Opposite to the first experiment, here we found out that the expression of crRNA actually contributes to the high cell density in "phb induced + crRNA 0h/5h" groups for the duration of PHB fermentation (Figure 4.a). This surprising result was completely to the opposite to our expectation, as crRNA was supposed to inhibit TCA pathway and thus, have a dramatically detrimental effect on cell growth. But to some extent, it was consistent to the part of the results of our former experiments. For the duration of crRNA characterization and PHB fermentation seed culturing, we did witness the tendency that in spite of being depressed by crRNA, E. coli will would grow slowly after entering the platform period and probably will grow better than the control in the long run (data not shown). With respect to PHB content, no significant difference could be told between "phb induced + crRNA 0h/5h" and "phb induced 0h/5h" (Figure 4.b), consistent to the first experiment. In addition, "phb induced + crRNA Red" containsed as much PHB content as "phb induced Red" (Figure 4.b). Thus, it appeared that crRNA expressed on low-copy-number plasmid had no impact on PHB production.

According to the PHB fermentation data, the effect of crRNA on both cell growth and PHB production is very complicated. From these two experiments, it appears that the specific impact of crRNA on cell growth has something to do with the expression level, generally, significant decrease in OD can only be seen in those groups expressing crRNA on a high-copy-number plasmid while an increase in OD is witnessed in those groups expressing crRNA on a high-copy-number plasmid. In addition, though the expression of crRNA on low or high-copy-number plasmid does not improve PHB production, the leaky expression of crRNA on high-copy-number plasmid somehow can be detrimental to PHB biosynthesis. So our growth-production switching system failed in the example of PHB fermentation as crRNA has a complicated impact on cell growth and cannot improve PHB content as we expected.

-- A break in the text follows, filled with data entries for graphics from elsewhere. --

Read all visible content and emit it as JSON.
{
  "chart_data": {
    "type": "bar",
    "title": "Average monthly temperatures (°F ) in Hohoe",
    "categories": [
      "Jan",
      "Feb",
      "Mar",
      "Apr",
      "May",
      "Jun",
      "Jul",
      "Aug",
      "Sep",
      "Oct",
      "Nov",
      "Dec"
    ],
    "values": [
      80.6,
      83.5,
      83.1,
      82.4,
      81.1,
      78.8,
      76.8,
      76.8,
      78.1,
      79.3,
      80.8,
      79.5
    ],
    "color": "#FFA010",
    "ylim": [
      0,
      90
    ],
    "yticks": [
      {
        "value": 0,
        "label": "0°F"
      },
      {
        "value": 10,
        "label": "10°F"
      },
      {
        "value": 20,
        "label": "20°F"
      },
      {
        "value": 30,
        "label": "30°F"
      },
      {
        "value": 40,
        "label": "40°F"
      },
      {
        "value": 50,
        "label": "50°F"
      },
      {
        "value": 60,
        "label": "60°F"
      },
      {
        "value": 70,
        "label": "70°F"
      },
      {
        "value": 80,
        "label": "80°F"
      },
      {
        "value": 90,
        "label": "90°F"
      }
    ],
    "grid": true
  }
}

In the following days, we intend to use HPLC for analyzing the metabolic flux inside the cells, to clarify the impact of crRNA on metabolic flux. In addition, we may attempt to highly express crRNA, for the reason that based on the prediction made by modelling, PHB synthesis will be improved dramatically when gltA is inhibited by about 80 %. Under this condition, our growth-production switching system probably work very well. Also, since several catalytic steps are involved in order to transform acetyl-CoA into PHB, the metabolic flux may be complicated and thus reduce the effect of crRNA on metabolic flux redirection. Hence, we might also try some other easier examples. Like some biosynthesized material with less synthesis steps and simple metabolic flux to demonstrate the possibility of our system.